Pour qui connaît un peu le travail de Cheyenne Caron ainsi que ses idées, Le Corps sauvage en constituera un résumé synthétique. Comme elle l’affirmait elle-même, sur Twitter, elle y a placé tout ce qui comptait à ses yeux. Et ça suinte de l’écran, que l’on soit ou non sur la même longueur d’ondes qu’elle ; tradition, donc, religion, respect du vivant, de l’étranger, fascination pour l’Europe des sages et des artistes, écoute mutuelle, voici ce qu’on retrouvera dans ce long métrage d’une heure quarante.

Le scénario semble provenir d’un univers parallèle, tout en mettant en scène des débats dans l’air du temps. Diane, son amie, Hestia, et les autres qui les entourent forment une sorte de tout utopiste, parfois chamboulé par des perturbations extérieures, dont la représentation montre un univers préservé au maximum des influences néfastes. Loin des intérieurs bourgeois parisiens et de leurs considérations, les acteurs et les figurants, presque tous des inconnus, rendent compte d’une France que l’on voit peu, au cinéma, mais qui existe réellement. Pour un peu, on en aurait presque oublié leurs préoccupations. 

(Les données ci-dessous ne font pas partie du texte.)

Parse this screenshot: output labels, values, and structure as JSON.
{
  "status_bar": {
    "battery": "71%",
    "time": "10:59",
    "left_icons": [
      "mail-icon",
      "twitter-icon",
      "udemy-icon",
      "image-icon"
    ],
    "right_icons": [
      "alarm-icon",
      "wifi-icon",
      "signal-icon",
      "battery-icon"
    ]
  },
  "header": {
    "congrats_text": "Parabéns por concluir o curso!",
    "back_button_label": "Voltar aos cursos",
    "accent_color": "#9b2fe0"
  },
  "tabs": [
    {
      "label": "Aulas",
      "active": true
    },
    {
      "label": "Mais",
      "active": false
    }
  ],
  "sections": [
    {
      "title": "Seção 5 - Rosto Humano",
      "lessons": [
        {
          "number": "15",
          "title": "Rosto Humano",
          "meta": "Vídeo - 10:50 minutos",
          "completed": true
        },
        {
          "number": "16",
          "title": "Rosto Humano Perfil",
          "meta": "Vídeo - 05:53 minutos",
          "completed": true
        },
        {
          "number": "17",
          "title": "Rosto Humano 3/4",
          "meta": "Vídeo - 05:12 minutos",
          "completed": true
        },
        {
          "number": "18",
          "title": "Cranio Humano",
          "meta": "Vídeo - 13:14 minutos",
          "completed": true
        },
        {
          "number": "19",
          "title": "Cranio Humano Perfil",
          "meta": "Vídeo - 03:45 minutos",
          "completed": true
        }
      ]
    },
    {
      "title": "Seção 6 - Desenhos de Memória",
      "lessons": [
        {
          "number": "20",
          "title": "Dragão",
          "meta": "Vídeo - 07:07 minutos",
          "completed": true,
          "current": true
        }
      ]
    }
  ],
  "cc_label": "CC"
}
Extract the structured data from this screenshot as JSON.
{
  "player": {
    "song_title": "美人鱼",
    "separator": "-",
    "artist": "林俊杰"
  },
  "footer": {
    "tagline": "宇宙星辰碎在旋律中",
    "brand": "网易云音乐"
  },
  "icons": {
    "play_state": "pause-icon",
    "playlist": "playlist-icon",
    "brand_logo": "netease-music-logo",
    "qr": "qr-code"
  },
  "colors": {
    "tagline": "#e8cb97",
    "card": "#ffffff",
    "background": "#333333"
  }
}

La chasse, thématique principale du film, est représentée dans sa veine la plus originelle, sans que cela n’empêche les questionnements philosophiques : quid de l’animal tué ? Est-ce que chasser sans s’emparer de la vie de l’animal reste de la chasse ? Végétaliens et chasseurs peuvent-ils s’apprécier, malgré leurs points de vue radicalement opposés ? Les chasseurs peuvent-ils aimer les animaux ? Sans donner de réponses précises, Cheyenne Caron dépeint une communauté dans laquelle les désaccords génèrent le sel du quotidien, jusqu’à ce qu’un corps étranger mette en danger cet équilibre bancal, mais solide. Cet autre, représenté par des chasseurs qui tuent les animaux en les laissant choir par la suite symbolise le contraire de ce que le film exalte : la modernité, dans son expression bête et méchante, aidée par le collectif dans lequel les individualités se sont tues, par ces hommes qui tuent uniquement pour le plaisir fugace de rompre avec leur quotidien morne. 

Peu de remous animent en réalité Le corps sauvage. Plus axé sur la contemplation et l’amour platonique que se vouent des êtres humains que la bêtise, le film reste une parenthèse enchantée, savamment éloignée de nos milieux urbains, réussissant ce que le cinéma sait faire de mieux : être une coupure hors du temps et de l’espace.